If this isn't optimally possible with stdin/stdout, is there a mechanism by which Bela could grab sample created by an external program? Would this have to be a shared memory situation, then?

9 days later

@giuliomoro I wanted to follow up here: I believe I figured out what would be needed: essentially, if I ever want to use dclang with Bela, there would be likely 3 changes:

  1. Invert control and grant main control to render, such that the tight inner render loop calls a C-API to talk to dclang. I.E., per your earlier comments, it's not feasible to pipe audio data into a stdout/stdin situation in an extreme low-latency environment like Bela. although it worked with aplay on a normal Linux commandline situation, that was likely because the hidden buffersize was large enough automatically with defaults that it avoided glitching.
  2. Given that for some of my "interpreted" DSP functions need 4096 samples in a buffer with a proof-of-concept in portaudio, it's likely that I'll also need to not write the bulk of the computations in dclang, but have dclang loosely wrap most of the computations happening at the C-level (i.e. a dynamic lib primitives situation). This is similar to Python's relationship to pyo.
  3. Hacking on the scripts and Makefiles that bring up an executable bela project, with the correct import and library paths. Is there documentation somewhere on what's involved in creating a brand new "project type" in Bela so that its deps can be brought in. by new "project type" I mean simply: not C/C++, Csound, SuperCollider, Faust, or PD....but a new pattern, the closest which would be C/C++ with custom lib deps.

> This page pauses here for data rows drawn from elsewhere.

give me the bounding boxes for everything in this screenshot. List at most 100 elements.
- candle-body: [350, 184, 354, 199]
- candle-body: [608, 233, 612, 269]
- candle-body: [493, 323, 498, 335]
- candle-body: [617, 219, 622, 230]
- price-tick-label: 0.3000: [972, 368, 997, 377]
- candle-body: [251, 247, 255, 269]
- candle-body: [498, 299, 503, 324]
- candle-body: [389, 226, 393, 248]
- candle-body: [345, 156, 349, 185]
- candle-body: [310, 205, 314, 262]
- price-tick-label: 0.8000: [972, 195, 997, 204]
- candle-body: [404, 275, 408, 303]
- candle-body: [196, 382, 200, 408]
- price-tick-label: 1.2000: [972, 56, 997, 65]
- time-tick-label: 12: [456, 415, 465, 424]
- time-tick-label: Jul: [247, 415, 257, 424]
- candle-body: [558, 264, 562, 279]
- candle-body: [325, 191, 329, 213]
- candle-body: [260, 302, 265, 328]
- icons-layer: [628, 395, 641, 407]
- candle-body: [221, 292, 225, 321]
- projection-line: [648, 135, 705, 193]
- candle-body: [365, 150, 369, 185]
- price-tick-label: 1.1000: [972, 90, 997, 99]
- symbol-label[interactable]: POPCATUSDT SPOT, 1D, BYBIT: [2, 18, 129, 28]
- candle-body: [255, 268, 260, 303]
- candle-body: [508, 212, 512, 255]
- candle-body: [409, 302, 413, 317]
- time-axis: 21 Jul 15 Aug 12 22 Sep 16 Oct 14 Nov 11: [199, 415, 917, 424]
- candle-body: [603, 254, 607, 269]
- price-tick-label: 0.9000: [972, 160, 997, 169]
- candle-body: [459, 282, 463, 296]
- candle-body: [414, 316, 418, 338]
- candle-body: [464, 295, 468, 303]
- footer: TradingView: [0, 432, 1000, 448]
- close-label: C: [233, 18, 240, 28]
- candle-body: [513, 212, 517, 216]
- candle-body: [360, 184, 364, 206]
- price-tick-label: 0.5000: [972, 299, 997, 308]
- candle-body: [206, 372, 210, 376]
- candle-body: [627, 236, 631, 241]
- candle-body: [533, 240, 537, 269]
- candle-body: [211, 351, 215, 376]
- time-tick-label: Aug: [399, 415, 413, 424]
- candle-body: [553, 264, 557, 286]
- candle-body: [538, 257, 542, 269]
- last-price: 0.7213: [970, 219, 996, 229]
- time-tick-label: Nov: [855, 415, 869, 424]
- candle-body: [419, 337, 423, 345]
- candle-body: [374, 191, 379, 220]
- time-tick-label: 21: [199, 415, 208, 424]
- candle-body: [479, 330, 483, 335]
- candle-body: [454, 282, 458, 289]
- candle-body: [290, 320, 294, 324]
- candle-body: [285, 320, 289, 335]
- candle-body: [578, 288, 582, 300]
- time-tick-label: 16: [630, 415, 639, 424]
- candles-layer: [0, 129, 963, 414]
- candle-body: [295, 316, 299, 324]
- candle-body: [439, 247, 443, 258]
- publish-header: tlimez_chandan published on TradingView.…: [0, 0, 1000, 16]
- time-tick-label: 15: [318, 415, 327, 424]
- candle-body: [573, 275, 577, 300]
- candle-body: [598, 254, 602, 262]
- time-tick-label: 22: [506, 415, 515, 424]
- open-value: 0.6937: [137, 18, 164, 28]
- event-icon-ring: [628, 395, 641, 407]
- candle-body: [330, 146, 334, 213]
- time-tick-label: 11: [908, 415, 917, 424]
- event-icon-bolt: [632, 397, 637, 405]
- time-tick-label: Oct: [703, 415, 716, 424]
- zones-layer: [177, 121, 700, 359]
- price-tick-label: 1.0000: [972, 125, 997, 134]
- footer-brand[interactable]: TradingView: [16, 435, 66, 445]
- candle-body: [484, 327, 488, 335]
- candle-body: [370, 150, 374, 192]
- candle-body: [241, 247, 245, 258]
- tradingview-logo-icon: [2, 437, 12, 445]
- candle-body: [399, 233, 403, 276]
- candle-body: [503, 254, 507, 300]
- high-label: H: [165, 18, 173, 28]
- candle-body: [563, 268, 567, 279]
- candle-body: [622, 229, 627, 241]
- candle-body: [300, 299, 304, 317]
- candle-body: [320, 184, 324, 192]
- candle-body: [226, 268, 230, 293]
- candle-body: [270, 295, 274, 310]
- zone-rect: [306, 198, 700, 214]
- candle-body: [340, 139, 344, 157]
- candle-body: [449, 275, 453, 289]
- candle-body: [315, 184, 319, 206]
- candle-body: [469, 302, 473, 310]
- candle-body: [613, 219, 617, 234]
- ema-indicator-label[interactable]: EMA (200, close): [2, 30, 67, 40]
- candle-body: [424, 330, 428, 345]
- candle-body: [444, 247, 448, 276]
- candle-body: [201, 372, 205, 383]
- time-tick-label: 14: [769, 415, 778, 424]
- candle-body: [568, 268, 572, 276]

Thanks in advance for your help here,

Aaron.

    9 days later

    This could be of help for the overall task of integrating the Bela core with another program https://learn.bela.io/using-bela/advanced-topics/using-the-bela-core-with-other-programs/

    akjmicro s. Is there documentation somewhere on what's involved in creating a brand new "project type" in Bela so that its deps can be brought in

    no documentation as such. As you can tell there, the project type is inferred from the files that are present in the folder.

    akjmicro so that its deps can be brought in

    I am not sure I understand what you mean here: is all you need to add some shared libraries? What does the build process for your type of project look like?